Honor

No encuentran las respuestas en el libro, ni en los otros tantos archivos que revisan esa noche. Aunque Percy lo presentía. Salen de la Biblioteca de la misma forma en la que entraron. Cuando salen del Capitolio Nico hace la pregunta que todos se hacían.

—¿Ahora qué?

Percy suspira.

—No sé.

Están trabados, sin un camino claro. El conflicto y la confusión en el corazón de Percy es demasiado grande.
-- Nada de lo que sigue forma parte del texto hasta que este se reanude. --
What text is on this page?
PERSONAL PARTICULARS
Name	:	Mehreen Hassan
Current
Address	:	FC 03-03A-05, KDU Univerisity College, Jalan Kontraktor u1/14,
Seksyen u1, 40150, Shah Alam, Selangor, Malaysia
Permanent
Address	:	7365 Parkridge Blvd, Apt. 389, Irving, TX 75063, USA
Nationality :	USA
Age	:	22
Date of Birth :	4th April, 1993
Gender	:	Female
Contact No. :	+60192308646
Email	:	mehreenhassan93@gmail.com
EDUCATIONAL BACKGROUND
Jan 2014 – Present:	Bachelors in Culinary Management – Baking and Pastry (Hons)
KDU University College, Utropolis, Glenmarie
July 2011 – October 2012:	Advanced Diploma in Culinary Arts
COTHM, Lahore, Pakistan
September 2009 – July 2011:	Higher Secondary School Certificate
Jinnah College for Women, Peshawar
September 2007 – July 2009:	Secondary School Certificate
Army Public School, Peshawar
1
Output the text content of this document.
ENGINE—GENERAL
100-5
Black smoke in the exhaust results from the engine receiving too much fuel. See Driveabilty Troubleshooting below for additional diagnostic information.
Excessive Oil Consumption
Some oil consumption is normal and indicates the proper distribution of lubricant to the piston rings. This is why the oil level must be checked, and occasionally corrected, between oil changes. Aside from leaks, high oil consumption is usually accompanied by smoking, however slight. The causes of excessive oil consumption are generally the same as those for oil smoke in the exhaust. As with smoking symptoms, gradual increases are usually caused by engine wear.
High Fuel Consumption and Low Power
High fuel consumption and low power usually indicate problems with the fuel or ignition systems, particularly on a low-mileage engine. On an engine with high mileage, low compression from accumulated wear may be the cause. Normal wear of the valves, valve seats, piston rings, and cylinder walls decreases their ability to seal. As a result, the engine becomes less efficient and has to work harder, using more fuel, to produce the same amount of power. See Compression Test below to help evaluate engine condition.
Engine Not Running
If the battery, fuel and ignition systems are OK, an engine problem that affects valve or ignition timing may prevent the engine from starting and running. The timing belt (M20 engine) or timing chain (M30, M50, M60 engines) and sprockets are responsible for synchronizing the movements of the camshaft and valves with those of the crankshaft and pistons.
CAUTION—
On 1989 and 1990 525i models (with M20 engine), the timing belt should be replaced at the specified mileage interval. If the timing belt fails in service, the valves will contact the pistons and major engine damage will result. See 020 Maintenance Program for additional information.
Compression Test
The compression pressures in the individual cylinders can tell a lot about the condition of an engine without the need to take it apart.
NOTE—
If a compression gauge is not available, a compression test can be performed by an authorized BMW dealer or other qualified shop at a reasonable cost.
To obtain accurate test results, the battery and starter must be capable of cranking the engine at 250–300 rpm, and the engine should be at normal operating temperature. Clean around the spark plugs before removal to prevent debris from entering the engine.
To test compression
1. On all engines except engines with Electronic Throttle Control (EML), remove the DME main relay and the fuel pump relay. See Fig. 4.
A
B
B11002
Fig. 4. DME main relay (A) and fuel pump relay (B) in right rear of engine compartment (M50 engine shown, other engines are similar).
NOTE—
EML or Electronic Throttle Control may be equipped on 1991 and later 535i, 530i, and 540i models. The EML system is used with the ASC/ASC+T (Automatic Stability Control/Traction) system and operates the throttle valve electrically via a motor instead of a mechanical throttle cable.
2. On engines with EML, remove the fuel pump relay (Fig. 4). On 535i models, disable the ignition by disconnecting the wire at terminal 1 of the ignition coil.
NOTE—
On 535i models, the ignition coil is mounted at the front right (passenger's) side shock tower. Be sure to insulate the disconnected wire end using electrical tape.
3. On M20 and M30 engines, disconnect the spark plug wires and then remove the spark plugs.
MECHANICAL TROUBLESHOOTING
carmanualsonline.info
—Regresar al Campamento, supongo. Yo debo volver a la Universidad.

Nico se muerde el labio. Leo lo mira con el ceño arrugado.

—¿Seguro?

—No, pero no sé qué hacer ahora y no me parece justo que anden de aquí para allá conmigo sin motivo.

—Dijimos que te acompañaríamos, debemos honrar nuestra palabra —dice Leo solemne.

«No puedo pedir que me acompañen a convertirme en el villano», piensa Percy.

—Ya me acompañaron hasta aquí, no hay nada que los obligue a estar conmigo.

—Si no quieres puedes decírnoslo —dice Nico—, pero no es como que tenga algo mejor que hacer.

—Si insisten.

—Insistimos —Leo da el punto final. Nico le sonríe a Leo, dejándolos sorprendidos a ambos. Percy suelta una carcajada por la expresión de desconcierto de Leo. Es poco común ver a Nico sonreír, de hecho Percy no recuerda haberlo visto hacerlo desde antes de que Bianca muriera.

En el fondo Percy se alegra de que estén con él. No le parece soportable la idea de enfrentar todo eso solo. Aunque sabe que en el momento en el que les cuente la verdad ambos se pondrán en su contra y eso le entristece más de lo que le gustaría reconocer.